Mientras esperaba ser atendido en la barra, fui abordado e invitado a tragos, bailes y otras proposiciones que rechacé con una cordialidad forzada. Camareros en ropa interior ofrecían bandejas con foie du canard, fromage de chevre, olives aux amandes, milanesas de muzzarella, una muy buena variedad de vinos y quesos. Me serví una enorme copa de vino tinto y me aparté de todos. Varias cámaras de seguridad controlaban cada rincón de la casona. La decoración era costosa: alfombras orientales, cuadros originales, flores exóticas en floreros de cristal trabajado. Entonces se me ocurrió una respuesta para todo aquello: ¿y si Hirault me estaba probando? Miré directamente hacia una de las cámaras y sonreí. Si el francés quería probarme, no podía desaprovechar la oportunidad para ganarme su confianza.
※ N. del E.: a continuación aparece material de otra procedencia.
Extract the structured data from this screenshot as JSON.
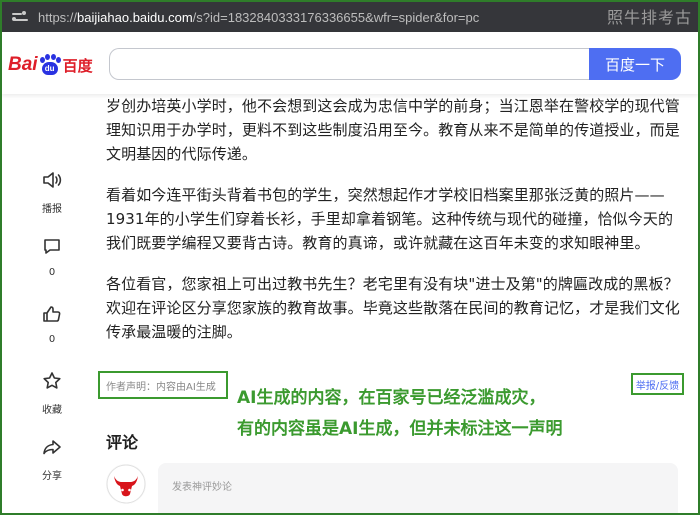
{
  "browser": {
    "url_scheme": "https://",
    "url_host": "baijiahao.baidu.com",
    "url_rest": "/s?id=1832840333176336655&wfr=spider&for=pc"
  },
  "watermark": "照牛排考古",
  "header": {
    "logo_text": "Bai",
    "logo_paw_text": "du",
    "logo_cn": "百度",
    "search_button": "百度一下"
  },
  "article": {
    "paragraphs": [
      "岁创办培英小学时，他不会想到这会成为忠信中学的前身；当江恩举在警校学的现代管理知识用于办学时，更料不到这些制度沿用至今。教育从来不是简单的传道授业，而是文明基因的代际传递。",
      "看着如今连平街头背着书包的学生，突然想起作才学校旧档案里那张泛黄的照片——1931年的小学生们穿着长衫，手里却拿着钢笔。这种传统与现代的碰撞，恰似今天的我们既要学编程又要背古诗。教育的真谛，或许就藏在这百年未变的求知眼神里。",
      "各位看官，您家祖上可出过教书先生？老宅里有没有块\"进士及第\"的牌匾改成的黑板？欢迎在评论区分享您家族的教育故事。毕竟这些散落在民间的教育记忆，才是我们文化传承最温暖的注脚。"
    ]
  },
  "actions": {
    "listen_label": "播报",
    "comment_count": "0",
    "like_count": "0",
    "favorite_label": "收藏",
    "share_label": "分享"
  },
  "declaration": {
    "text": "作者声明：内容由AI生成",
    "report": "举报/反馈"
  },
  "annotation": {
    "line1": "AI生成的内容，在百家号已经泛滥成灾，",
    "line2": "有的内容虽是AI生成，但并未标注这一声明"
  },
  "comments": {
    "title": "评论",
    "placeholder": "发表神评妙论"
  },
  "colors": {
    "accent": "#4e6ef2",
    "baidu_red": "#de1e29",
    "baidu_blue": "#2932e1",
    "annotation_green": "#3b9a2f"
  }
}
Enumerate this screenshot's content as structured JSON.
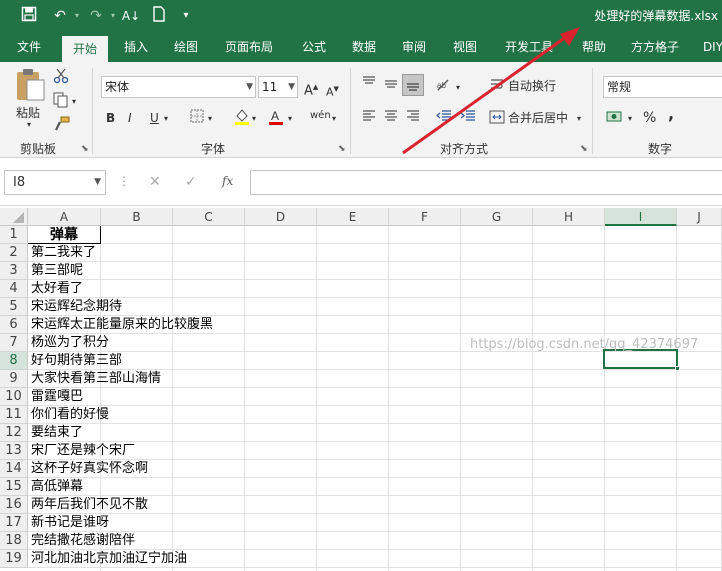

Durante unos minutos, esperé que viniera a mí. Pero no apareció. Aquello comenzaba a inquietarme. Me acerqué a uno de los hombres de seguridad privada que controlaban el lugar. Le di el nombre de Hirault, pero dijo no conocerlo. Vacié la copa y la cambié por otra llena, que me ofreció un solícito camarero vestido con un taparrabos de cuero. Recorrí el salón y terminé apoyado sobre una ventana. Desde allí vi el mundo, la calle. ¿Qué estaba haciendo?
Había querido sugerirle a Hirault que era un nazi y él me había confundido con un gay. A cada segundo que pasaba todo dejaba de resultarme sospechoso. Ya ni siquiera confiaba en haberle visto un tatuaje nazi. Evidentemente, esa pista había fracasado. Me reí solo, en medio de la fiesta, y al fin decidí marcharme.
De regreso en mi casa, pasé por Longwood Avenue y vi que las luces del laboratorio de Foreman seguían encendidas. Era la 1 am. Yo estaba perdiendo el tiempo siguiendo a un gay al que había confundido con un nazi mientras mis compañeros de trabajo avanzaban en sus investigaciones. Fernando me había dicho que el asesino de Alex estaba siendo buscado por Interpol desde la época de los Juicios a las Juntas y que lo más probable era que estuviera escondido en la Triple Frontera. Boulard me había empujado a hacer algo para lo que, evidentemente, no estaba preparado y me excedía a mí, a él, a Fernando, e incluso a la Justicia argentina. El episodio de la fiesta me había abierto los ojos: me había dejado llevar por mis prejuicios. Hirault y los hombres del Grafton Bar no tenían nada que ver con el nazismo, el neonazismo o como se llamara el antisemitismo del siglo XXI. Lo mejor era concentrarme en mi trabajo y tratar de no perder la carrera frente a esos investigadores que dejaban todo de lado y aún seguían en el laboratorio.